Genova città metropolitana: i commenti di Vincenzi, Rasetto e Lunardon

Genova. Sì alla città metropolitana, ma senza far sparire i Comuni. Marta Vincenzi su Twitter riprende la proposta odierna del presidente Alessandro Repetto e, direttamente dal social network, commenta “Il Presidente Repetto dice che si può fare la città metropolitana in tempi rapidi, evviva!” e poi rilancia le sue “riflessioni su abolizione Province (nella fretta sulla tastiera è scappata una “i” di troppo) e città metropolitana” rilasciate alcuni giorni fa.

La città metropolitana consentirebbe innanzitutto un risparmio “in tempi di decisione e smaltimento delle pratiche per tutti gli aspetti legati all’urbanistica, ai lavori pubblici, agli interventi ambientali e idrogeologici – scrive Vincenzi sul sito del Comune – Anche i bacini del trasporto pubblico potrebbero essere rivisti e consentire una massa critica aziendale un po’ meno asfittica. I distretti socio-sanitari, l’organizzazione del ciclo dei rifiuti e dell’acqua, tutto avrebbe piu senso e sostenibilità economica”.

Però a differenza del presidente della Provincia, la sindaco non auspica la cancellazione dei Comuni. “Anzi, penso che se ne dovrebbero aggiungere nove, cioè gli attuali municipi del Comune di Genova. Penso piuttosto – aggiunge – che Provincia e Comune di Genova dovrebbero essere riassorbiti in un nuovo ente che prende il nome di Città metropolitana con competenze di coordinamento di area vasta, una forte capacità di interlocuzione con il Porto, le Ferrovie, le Autostrade, le multiutilities, la Regione e il Governo, come merita un’area urbana integrata”.

“Avendo la Regione Liguria già delineato i confini dell’area metropolitana, la decisione che non prevede la soppressione dei Comuni ma solo un riordino di competenze tra Comune capoluogo e Provincia, si potrebbe fare anche subito con legge regionale”.

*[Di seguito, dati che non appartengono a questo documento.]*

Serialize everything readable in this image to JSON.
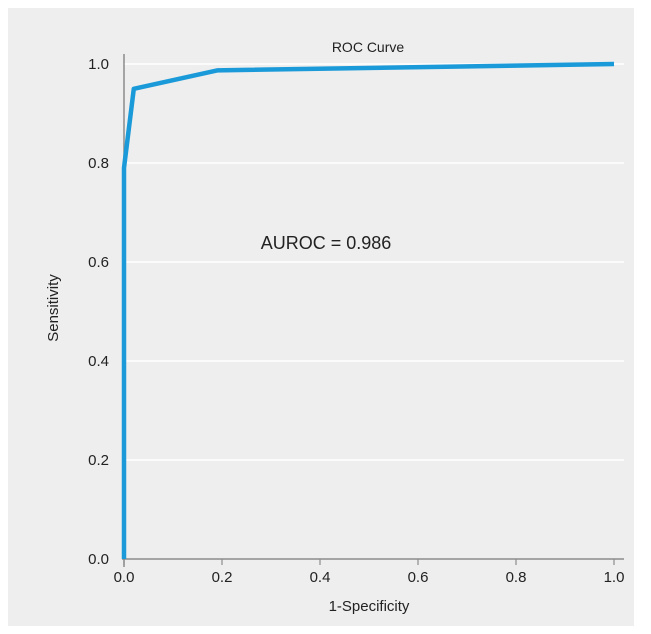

Anche per il segretario provinciale Pd, Victor Rasetto, e per il vicesegretario regionale, Giovanni Lunardon, l’idea di Repetto “va senza dubbio nella giusta direzione e incontra non da oggi il favore e la condivisione piena del PD ligure e genovese”, ma per ovviare ai tempi ferraginosi e burocratici (oltre due anni) previsti dalla procedura ordinaria del Testo Unico degli Enti Locali, gli esponenti Pd ritengono che “l’unica vera alternativa stia nel meccanismo previsto dal disegno di modifica costituzionale presentato a giugno (in tempi non sospetti) in parlamento dal PD (primi firmatari Bersani e Franceschini) che prevede ‘la costituzione delle città metropolitane individuate con legge dello Stato (come è Genova) sia disposta con legge regionale, sentiti i comuni interessati, entro dodici mesi dalla data di entrata in vigore della presente legge costituzionale, e comporti la soppressione delle province nel medesimo territorio su cui insistono le nuove città metropolitane e il trasferimento a queste ultime delle rispettive funzioni e del personale'”.